The report says Beijing’s growing economic footprint in Central and Eastern Europe over the last decade has coincided with a drop in legal and governance standards and raised concerns about the environment and rising debt levels in the region.

The report says China’s influential footprint was made possible by the influx of an estimated $14 billion in grants, loans, mergers, and economic concessions since 2009 and an estimated $50 billion investment in infrastructure, energy, and telecommunications projects that are either currently under way or awaiting implementation.

The research is also stated to show that the more financially tied to China a nation becomes and the higher the share of its gross domestic product is made up of Chinese investment, “the higher is the likelihood” that China has exploited problems with the rule of law in it to expand “its economic and political influence.”

“It’s a vicious cycle where authoritarian countries like China take advantage of legal loopholes and corrupt practices to expand their influence on the ground,” Martin Vladimirov, one of the report’s authors who directs the Center for the Study of Democracy’s energy and climate program, has told rferl.org Sep 9. “These networks allow for more capital to enter, which leads to a greater drop off. The data shows a very strong correlation between the flow of Chinese money and a declining quality of governance.”

This connection, the report says, is measured through the institution’s Chinese Economic Power Index, which aims to show the full scope of China’s economic influence. Regional growth has been seen to be uneven, with the bulk of Beijing’s expanded clout focused on the Czech Republic, Hungary, and the Western Balkans – primarily Bosnia-Herzegovina and Serbia.

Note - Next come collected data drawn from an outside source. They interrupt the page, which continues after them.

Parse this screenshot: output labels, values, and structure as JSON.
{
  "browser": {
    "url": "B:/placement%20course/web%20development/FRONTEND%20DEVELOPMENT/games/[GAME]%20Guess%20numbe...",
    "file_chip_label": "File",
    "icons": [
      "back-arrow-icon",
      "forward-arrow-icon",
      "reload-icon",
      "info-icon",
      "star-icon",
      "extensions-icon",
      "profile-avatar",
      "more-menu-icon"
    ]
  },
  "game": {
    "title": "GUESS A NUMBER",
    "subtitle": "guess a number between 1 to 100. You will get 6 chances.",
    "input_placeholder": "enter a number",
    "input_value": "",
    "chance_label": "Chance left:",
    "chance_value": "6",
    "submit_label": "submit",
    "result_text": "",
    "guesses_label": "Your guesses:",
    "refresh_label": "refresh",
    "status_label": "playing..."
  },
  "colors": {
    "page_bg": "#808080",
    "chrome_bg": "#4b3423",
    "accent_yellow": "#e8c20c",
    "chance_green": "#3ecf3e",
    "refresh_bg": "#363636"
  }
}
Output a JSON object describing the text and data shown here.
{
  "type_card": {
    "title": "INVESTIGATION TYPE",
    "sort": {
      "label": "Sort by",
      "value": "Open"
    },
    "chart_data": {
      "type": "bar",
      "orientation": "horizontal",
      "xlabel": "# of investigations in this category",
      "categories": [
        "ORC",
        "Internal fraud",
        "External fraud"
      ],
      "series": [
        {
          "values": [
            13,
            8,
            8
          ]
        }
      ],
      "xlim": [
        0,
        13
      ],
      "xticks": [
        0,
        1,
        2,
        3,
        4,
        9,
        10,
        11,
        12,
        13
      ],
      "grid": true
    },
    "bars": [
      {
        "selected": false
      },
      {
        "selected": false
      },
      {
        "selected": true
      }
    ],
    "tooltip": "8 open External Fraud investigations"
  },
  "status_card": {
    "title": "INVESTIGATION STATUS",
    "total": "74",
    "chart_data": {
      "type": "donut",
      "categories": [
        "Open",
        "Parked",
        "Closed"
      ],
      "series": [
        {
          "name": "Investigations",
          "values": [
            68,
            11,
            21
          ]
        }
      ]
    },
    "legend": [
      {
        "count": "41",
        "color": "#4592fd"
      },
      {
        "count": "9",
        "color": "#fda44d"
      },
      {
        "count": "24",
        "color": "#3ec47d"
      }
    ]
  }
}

The report has found that Bosnia-Herzegovina, Hungary, Montenegro, and Serbia have experienced the most noticeable drops in those categories in connection with increased Chinese investment. Beijing-backed companies are stated to have received tax exemptions, the ability to bypass local labor laws, and other forms of preferential treatment.

In the Western Balkans, in particular, the study adds, “local companies with close ties to the governments in the region have been lobbying directly for the implementation of [Chinese] projects,” with many of these local businesses holding a strong commercial interest to act “as a bridge between China and the national governments.”

“All these activities are technically legal,” Vladimirov has said. “The overall effect is that government institutions no longer regulate the Chinese companies, and these institutions stop serving the public interest and instead help private ones in the form of politically connected conglomerates or local oligarchs.”

“Central and Eastern Europe have been a very effective backdoor for Chinese businesses to expand across Europe and the European Union,” he has said. “It’s part of a long-term strategy.”

While China isn’t trying to stop countries in the area from joining the EU, the laws and policies that are being adopted by them to facilitate Chinese investment indirectly undermine the accession process for many countries, Vladimirov has added.